The stalwart natives were Purple Coneflower (Echinacea purpurea) ‘Magnus’ and ‘Ruby Star’, Black-Eyed Susan (Rudbeckia species) ‘Goldsturm’ and ‘Viette’s Little Suzy’, and a marvelous new Helen’s Flower (Helenium) ‘Mardi Gras’. This new cultivar (Zones 4 to 8) flowers from midsummer to August and lights up the garden with its multicolored blooms. It has yellow petals splashed with orange red surrounding a deep brown cone – a truly psychedelic fantasy. Don’t forget about Tickseed (Coreopsis) that hung in there in Zones 4 to 8. ‘Golden Gain’ never fails, as do its two newer and colorful companions ‘Sweet Dreams’ (two-tone white and raspberry) and ‘Limerock Ruby’ (ruby red). All of these combined well with Ornamental Grasses to keep the summer garden colorful and full. Many times we are looking for exotic and unusual for the garden, but a lot of these stalwarts saved the day.

The plants that died were interred with dignity. As a true garden fanatic I can now look at all the empty spaces and contemplate all of my new additions for next year.
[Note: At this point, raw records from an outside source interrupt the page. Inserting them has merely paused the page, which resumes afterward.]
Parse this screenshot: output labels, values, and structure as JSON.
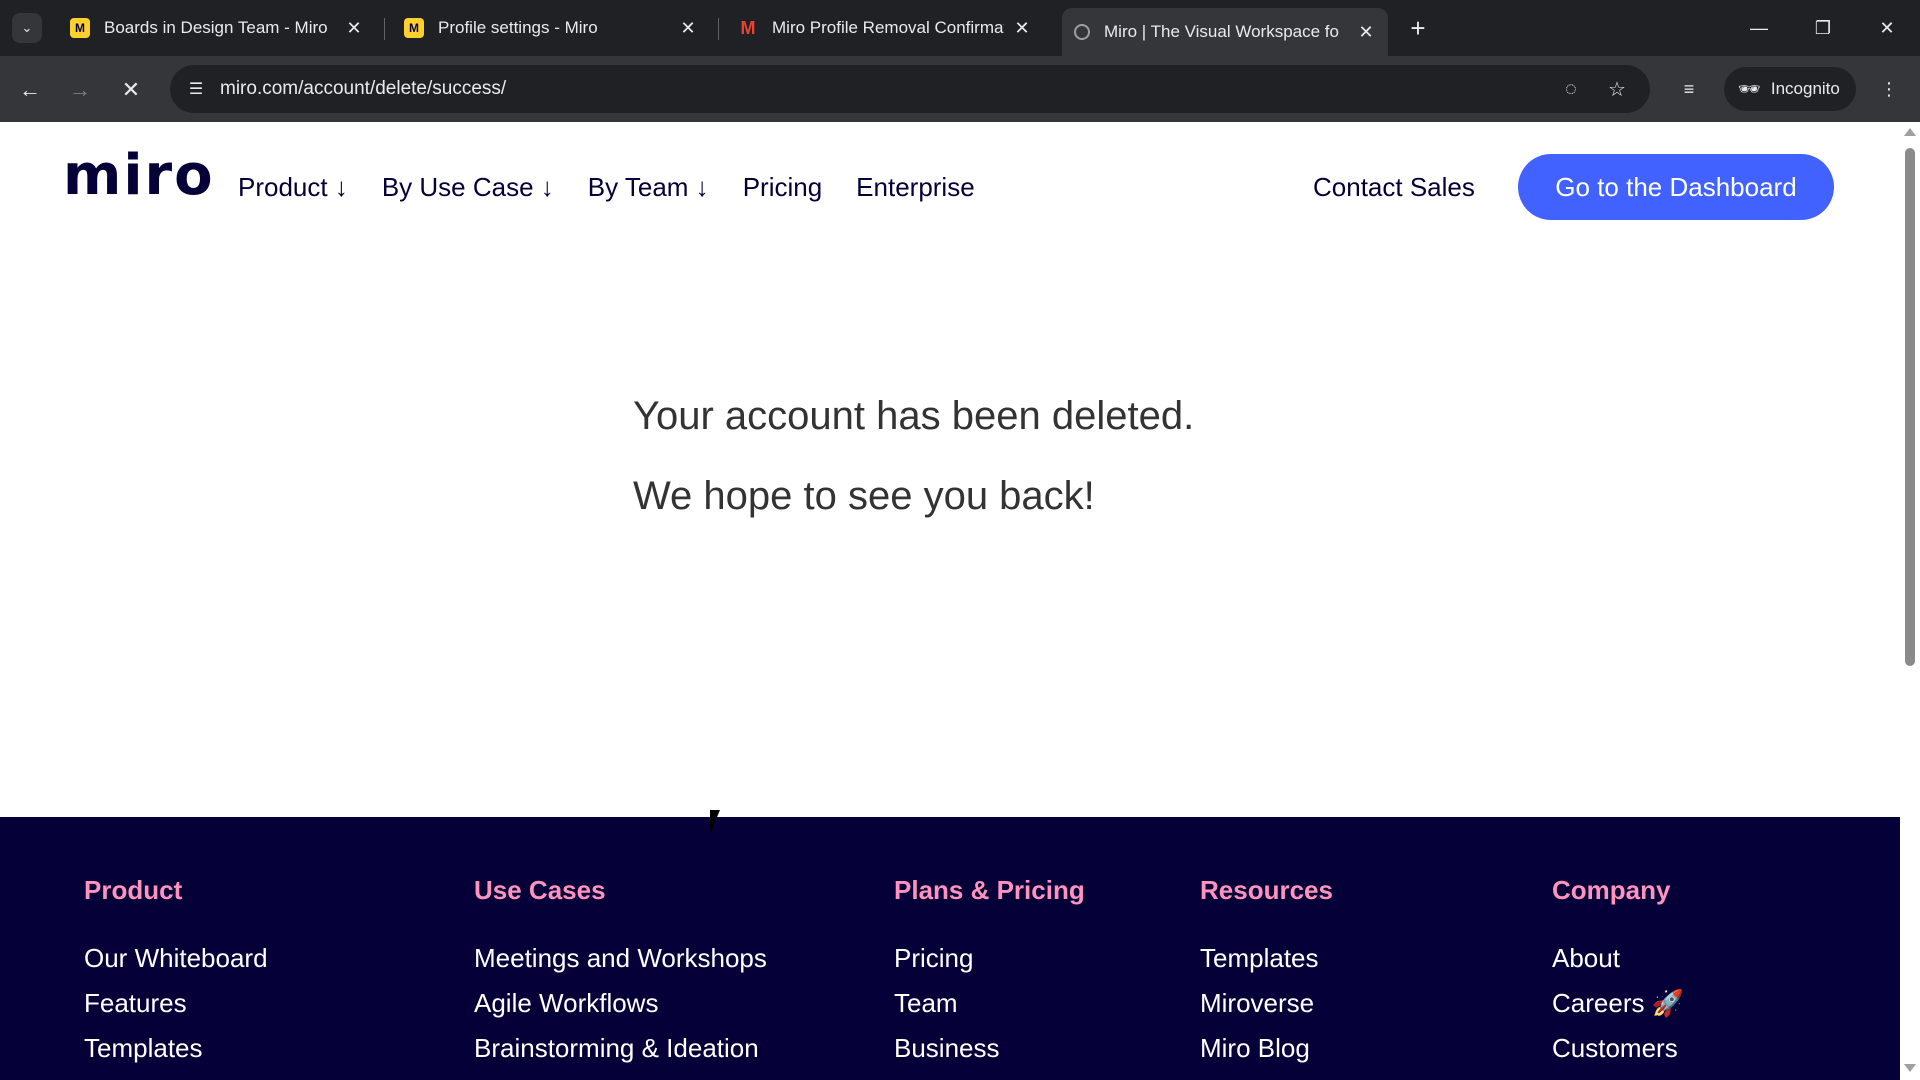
{
  "browser": {
    "tabs": [
      {
        "title": "Boards in Design Team - Miro",
        "favicon": "miro-icon"
      },
      {
        "title": "Profile settings - Miro",
        "favicon": "miro-icon"
      },
      {
        "title": "Miro Profile Removal Confirmat",
        "favicon": "gmail-icon"
      },
      {
        "title": "Miro | The Visual Workspace fo",
        "favicon": "loading-icon"
      }
    ],
    "url": "miro.com/account/delete/success/",
    "incognito_label": "Incognito"
  },
  "header": {
    "logo": "miro",
    "nav": [
      "Product ↓",
      "By Use Case ↓",
      "By Team ↓",
      "Pricing",
      "Enterprise"
    ],
    "contact_sales": "Contact Sales",
    "cta": "Go to the Dashboard"
  },
  "main": {
    "line1": "Your account has been deleted.",
    "line2": "We hope to see you back!"
  },
  "footer": {
    "columns": [
      {
        "heading": "Product",
        "links": [
          "Our Whiteboard",
          "Features",
          "Templates"
        ]
      },
      {
        "heading": "Use Cases",
        "links": [
          "Meetings and Workshops",
          "Agile Workflows",
          "Brainstorming & Ideation"
        ]
      },
      {
        "heading": "Plans & Pricing",
        "links": [
          "Pricing",
          "Team",
          "Business"
        ]
      },
      {
        "heading": "Resources",
        "links": [
          "Templates",
          "Miroverse",
          "Miro Blog"
        ]
      },
      {
        "heading": "Company",
        "links": [
          "About",
          "Careers 🚀",
          "Customers"
        ]
      }
    ]
  },
  "colors": {
    "brand_dark": "#050038",
    "cta_blue": "#4262ff",
    "footer_heading": "#ff93bd"
  }
}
Even a drought has some rewards!

Stephanie Cohen is Adjunct Professor at Temple University, Dept. of Landscape Architecture & Horticulture, Ambler Campus, 20 years; Mid-Atlantic representative of the Perennial Plant Association; and her articles have been featured in leading consumer and gardening publications. She received the Garden Communicator Award of the Year in 2000 from the American Nursery Landscape Association.